Le mois de mai 2026 marque une étape symbolique pour la mémoire nationale : le 25e anniversaire de la loi Taubira. À cette occasion, les communes de Saint-Denis et de Pierrefitte s’associent pour organiser deux journées de recueillement et de célébration les 17 et 23 mai. Portées par les associations locales Sonjé et Mémoires Ultramarines (AMU), ces commémorations visent à inscrire l’histoire de l’esclavage colonial dans le présent des jeunes générations dionysiennes et pierrefittoises.
Hommage musical et transmission au parc Nelson-Mandela
Le coup d’envoi des cérémonies sera donné à Pierrefitte le dimanche 17 mai. Le rassemblement débutera à 10h45 devant l’hôtel de ville, avant une traversée solennelle des voies de tramway. Le cortège rejoindra le parc Nelson-Mandela au rythme des percussions du groupe Rasin Baobab. Pour Franck Pétrose, président de l’Association Mémoires Ultramarines, cette journée dépasse le simple rappel historique : il s’agit d’un hommage direct aux ancêtres victimes de la traite.
La jeunesse occupera une place centrale durant cette matinée. Les élèves de CM2 de l’école élémentaire Jean-Jaurès, ayant étudié l’esclavage en classe, interpréteront les chants Bois d’Ebène et le gospel O Freedom. En parallèle, les membres du conseil municipal des collégiens prendront la parole pour déclamer Ghetto, un poème de Guy Tirolien. Cette implication scolaire vise à renforcer la confiance en soi des jeunes tout en ancrant le devoir de mémoire. Les participants pourront également découvrir l’exposition de la Fondation pour la mémoire de l’esclavage, installée à la mairie jusqu’au 20 mai.

Recueillement autour de la stèle de la place Robert-De-Cotte
Le samedi 23 mai, l’hommage se déplacera à Saint-Denis pour une cérémonie organisée par l’association Sonjé et le CM98. Dès 14h30, la place Robert-De-Cotte deviendra le point de ralliement des citoyens souhaitant honorer les victimes. Le moment fort de l’après-midi sera le fleurissement de la stèle créée par l’artiste Nicolas Cesbron. Cette œuvre monumentale comporte 213 noms gravés, un chiffre symbolisant les 213 années de l’esclavage colonial en France.

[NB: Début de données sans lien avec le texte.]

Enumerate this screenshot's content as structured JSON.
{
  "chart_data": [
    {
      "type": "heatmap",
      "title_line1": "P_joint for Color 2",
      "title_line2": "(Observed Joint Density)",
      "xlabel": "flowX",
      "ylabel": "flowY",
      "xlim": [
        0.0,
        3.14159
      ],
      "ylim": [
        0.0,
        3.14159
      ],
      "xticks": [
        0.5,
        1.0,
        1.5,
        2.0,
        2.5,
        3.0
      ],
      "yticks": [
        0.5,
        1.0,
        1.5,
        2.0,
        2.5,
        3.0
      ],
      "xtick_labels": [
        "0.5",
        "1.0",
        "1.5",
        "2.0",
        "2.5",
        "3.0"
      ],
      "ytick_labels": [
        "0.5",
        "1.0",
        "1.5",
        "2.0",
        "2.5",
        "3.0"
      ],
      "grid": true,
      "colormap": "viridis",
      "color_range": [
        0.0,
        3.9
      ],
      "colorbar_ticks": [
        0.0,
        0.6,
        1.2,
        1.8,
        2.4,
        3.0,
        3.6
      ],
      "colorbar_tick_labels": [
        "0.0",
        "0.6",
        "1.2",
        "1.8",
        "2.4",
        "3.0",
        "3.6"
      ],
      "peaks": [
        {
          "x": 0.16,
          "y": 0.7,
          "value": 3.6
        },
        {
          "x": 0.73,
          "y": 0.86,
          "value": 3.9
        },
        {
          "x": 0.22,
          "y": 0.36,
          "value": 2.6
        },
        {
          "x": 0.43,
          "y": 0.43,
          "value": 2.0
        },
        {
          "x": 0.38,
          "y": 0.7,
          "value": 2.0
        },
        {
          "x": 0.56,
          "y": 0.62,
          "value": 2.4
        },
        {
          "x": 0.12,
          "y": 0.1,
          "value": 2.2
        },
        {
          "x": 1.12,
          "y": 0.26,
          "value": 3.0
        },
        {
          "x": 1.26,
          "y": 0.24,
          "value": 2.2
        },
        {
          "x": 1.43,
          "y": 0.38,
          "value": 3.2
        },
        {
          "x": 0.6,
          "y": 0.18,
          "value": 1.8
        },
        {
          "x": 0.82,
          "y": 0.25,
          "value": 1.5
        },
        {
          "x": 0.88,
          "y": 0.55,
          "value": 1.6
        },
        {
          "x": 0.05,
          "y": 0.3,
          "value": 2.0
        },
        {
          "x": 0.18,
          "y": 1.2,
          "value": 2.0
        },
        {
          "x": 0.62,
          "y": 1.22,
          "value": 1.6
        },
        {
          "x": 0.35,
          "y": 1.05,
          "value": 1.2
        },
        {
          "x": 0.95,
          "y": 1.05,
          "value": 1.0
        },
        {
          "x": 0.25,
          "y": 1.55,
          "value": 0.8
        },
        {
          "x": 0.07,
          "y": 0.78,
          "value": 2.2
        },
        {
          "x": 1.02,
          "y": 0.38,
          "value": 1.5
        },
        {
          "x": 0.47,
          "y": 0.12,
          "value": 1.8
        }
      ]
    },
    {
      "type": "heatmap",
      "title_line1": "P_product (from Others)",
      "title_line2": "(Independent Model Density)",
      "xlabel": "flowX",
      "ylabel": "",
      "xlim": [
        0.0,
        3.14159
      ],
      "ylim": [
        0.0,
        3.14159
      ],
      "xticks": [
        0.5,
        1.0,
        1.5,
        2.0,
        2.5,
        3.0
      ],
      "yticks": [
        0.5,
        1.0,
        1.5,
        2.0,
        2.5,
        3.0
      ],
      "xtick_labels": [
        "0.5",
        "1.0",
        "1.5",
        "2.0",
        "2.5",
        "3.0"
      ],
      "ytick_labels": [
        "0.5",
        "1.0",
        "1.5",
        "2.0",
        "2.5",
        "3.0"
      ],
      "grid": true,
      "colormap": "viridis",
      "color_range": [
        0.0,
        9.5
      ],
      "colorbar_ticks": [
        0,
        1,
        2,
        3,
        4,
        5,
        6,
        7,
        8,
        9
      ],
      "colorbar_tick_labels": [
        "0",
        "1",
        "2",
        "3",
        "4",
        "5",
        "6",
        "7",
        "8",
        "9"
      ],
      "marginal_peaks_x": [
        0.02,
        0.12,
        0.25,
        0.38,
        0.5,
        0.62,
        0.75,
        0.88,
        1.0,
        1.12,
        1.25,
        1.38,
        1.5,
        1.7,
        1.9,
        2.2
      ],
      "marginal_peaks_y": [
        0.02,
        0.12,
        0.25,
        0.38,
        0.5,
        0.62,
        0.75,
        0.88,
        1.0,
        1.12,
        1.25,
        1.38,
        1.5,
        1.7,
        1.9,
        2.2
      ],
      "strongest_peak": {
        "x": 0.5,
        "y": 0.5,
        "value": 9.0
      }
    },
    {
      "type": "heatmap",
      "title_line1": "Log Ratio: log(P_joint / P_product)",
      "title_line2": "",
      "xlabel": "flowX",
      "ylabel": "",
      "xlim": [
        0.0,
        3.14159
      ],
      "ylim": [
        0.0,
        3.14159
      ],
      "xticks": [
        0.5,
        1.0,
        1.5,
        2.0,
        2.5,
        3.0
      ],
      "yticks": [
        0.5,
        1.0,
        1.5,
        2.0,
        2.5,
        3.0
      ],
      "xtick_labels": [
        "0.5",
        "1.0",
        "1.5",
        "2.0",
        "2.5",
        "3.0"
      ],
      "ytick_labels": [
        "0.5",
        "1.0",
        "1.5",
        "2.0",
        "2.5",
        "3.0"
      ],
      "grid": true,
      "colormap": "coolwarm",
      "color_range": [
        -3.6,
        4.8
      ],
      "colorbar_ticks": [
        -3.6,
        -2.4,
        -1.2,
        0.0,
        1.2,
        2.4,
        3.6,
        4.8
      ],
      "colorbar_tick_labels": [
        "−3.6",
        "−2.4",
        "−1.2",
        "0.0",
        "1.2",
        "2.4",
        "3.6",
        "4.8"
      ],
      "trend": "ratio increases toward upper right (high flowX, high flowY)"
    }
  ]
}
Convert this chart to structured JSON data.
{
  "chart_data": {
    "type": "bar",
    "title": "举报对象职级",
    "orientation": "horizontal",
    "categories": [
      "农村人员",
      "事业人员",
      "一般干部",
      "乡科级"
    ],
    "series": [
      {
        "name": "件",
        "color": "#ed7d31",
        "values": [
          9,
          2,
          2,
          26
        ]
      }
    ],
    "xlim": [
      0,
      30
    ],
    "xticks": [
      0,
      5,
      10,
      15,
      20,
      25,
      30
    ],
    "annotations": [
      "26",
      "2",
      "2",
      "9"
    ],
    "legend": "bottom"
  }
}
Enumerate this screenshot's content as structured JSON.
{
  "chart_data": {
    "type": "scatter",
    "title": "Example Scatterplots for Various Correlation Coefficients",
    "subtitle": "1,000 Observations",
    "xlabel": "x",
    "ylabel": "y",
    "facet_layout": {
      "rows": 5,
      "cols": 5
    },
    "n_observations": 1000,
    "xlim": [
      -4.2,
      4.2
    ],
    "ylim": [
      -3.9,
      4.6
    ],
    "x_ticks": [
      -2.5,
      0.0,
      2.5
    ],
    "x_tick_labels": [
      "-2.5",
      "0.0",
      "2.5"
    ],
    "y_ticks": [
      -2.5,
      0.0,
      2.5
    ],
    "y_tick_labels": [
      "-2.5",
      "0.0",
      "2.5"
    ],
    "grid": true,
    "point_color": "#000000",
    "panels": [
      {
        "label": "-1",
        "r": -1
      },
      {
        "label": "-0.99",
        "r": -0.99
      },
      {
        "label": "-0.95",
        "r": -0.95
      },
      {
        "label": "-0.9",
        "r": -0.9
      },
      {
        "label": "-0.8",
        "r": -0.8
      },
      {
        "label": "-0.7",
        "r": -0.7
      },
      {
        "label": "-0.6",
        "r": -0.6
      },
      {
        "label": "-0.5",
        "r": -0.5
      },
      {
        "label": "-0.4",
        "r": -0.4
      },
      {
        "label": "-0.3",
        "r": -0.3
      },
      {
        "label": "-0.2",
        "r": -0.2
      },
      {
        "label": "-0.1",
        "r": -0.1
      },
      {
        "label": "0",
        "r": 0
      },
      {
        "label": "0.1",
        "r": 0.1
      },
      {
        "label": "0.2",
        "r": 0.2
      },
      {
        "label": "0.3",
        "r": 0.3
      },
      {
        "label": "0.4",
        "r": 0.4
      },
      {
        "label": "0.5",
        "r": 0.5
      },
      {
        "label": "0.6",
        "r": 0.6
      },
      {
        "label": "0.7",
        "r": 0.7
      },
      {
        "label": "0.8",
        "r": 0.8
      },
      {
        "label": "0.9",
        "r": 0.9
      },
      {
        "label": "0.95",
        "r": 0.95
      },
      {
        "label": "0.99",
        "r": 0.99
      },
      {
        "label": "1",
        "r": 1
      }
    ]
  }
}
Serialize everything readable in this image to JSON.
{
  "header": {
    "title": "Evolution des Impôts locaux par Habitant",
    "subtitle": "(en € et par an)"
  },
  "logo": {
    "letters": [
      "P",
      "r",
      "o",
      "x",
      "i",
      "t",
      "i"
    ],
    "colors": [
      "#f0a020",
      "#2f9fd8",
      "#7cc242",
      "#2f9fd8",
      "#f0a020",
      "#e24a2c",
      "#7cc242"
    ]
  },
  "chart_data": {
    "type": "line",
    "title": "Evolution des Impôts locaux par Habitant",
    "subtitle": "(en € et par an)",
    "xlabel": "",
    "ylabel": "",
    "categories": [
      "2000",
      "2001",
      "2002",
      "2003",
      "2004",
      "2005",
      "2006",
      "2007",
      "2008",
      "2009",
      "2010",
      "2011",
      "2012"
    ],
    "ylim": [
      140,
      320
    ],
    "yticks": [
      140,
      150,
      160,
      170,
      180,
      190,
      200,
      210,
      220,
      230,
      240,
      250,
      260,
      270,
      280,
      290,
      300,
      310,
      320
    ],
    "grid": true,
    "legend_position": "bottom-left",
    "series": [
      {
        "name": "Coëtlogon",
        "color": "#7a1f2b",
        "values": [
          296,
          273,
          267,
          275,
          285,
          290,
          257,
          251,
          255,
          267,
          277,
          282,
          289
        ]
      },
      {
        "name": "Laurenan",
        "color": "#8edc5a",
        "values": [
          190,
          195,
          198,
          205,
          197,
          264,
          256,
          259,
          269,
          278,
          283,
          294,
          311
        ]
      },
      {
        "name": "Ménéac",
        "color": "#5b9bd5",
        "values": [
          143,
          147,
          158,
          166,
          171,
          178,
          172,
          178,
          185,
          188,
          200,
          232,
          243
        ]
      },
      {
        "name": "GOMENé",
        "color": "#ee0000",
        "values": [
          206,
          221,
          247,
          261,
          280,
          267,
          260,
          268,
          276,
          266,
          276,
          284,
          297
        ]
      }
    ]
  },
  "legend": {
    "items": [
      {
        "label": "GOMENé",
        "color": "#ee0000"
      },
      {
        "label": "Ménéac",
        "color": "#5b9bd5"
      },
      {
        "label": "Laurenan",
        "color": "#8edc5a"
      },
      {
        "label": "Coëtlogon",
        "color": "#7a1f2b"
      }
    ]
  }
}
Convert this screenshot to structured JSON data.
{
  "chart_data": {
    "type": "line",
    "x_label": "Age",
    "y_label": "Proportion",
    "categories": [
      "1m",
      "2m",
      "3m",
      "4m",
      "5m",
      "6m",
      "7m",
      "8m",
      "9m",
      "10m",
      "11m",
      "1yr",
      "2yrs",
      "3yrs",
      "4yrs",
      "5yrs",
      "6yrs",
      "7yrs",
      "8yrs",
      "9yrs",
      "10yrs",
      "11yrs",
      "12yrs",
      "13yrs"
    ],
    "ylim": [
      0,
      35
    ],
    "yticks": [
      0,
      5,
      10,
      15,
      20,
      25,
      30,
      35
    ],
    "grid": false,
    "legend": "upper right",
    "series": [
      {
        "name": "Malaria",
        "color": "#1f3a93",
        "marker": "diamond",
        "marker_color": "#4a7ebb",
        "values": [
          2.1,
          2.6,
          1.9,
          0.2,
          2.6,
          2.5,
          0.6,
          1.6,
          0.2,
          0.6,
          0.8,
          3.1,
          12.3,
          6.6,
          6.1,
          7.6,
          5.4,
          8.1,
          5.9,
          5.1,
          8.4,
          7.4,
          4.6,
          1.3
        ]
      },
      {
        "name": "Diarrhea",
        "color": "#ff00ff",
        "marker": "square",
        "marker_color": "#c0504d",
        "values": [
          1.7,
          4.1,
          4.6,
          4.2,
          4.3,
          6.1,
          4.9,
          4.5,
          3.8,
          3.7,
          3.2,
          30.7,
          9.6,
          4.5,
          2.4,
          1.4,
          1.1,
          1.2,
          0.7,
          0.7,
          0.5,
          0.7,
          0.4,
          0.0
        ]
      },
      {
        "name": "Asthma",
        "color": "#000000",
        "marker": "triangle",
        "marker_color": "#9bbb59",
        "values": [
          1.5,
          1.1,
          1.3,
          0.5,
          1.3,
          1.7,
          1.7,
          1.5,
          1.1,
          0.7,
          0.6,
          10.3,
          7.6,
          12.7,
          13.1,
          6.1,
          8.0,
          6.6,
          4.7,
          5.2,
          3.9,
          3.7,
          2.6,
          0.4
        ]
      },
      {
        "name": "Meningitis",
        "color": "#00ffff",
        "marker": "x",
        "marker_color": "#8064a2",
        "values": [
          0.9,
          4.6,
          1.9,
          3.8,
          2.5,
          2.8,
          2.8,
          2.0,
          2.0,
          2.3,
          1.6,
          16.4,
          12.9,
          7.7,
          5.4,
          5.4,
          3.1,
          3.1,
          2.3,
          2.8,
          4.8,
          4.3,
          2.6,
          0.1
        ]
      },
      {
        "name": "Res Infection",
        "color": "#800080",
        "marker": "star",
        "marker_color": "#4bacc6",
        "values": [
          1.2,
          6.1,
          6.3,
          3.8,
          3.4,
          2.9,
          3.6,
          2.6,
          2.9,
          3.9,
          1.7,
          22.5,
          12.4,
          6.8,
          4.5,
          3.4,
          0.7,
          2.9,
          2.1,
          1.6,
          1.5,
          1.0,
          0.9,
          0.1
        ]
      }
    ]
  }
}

Mylène, présidente de l’association Sonjé, insiste sur la dimension vivante de ce mémorial. Le dépôt de fleurs sur les médaillons de la stèle est perçu comme un lien spirituel maintenu avec les familles disparues. Malgré la solennité du sujet, l’événement se veut résolument joyeux et tourné vers la résilience, avec une prestation du groupe YinYang-Ka et les voix d’une chorale d’enfants chantant en français et en anglais.
Vingt-cinq ans après la loi Taubira : un crime contre l’humanité
Ces événements s’inscrivent dans le cadre du quart de siècle de la loi du 21 mai 2001, dite loi Taubira. Ce texte législatif majeur a reconnu la traite négrière transatlantique et l’esclavage comme un crime contre l’humanité. Entre le XVe et le XIXe siècle, des millions d’Africains ont été déportés vers les colonies européennes, notamment aux Antilles, marquant de manière indélébile l’histoire de France.
Comme à Vitry-sur-Seine, où la mémoire de la résistance est mise en avant, ou à Nîmes qui a récemment officialisé ses propres lieux de mémoire, Saint-Denis et Pierrefitte réaffirment l’importance de connaître ce passé pour mieux comprendre la société actuelle. La transmission aux jeunes générations reste le moteur principal de ces associations, afin que le souvenir des victimes ne s’efface jamais devant l’oubli.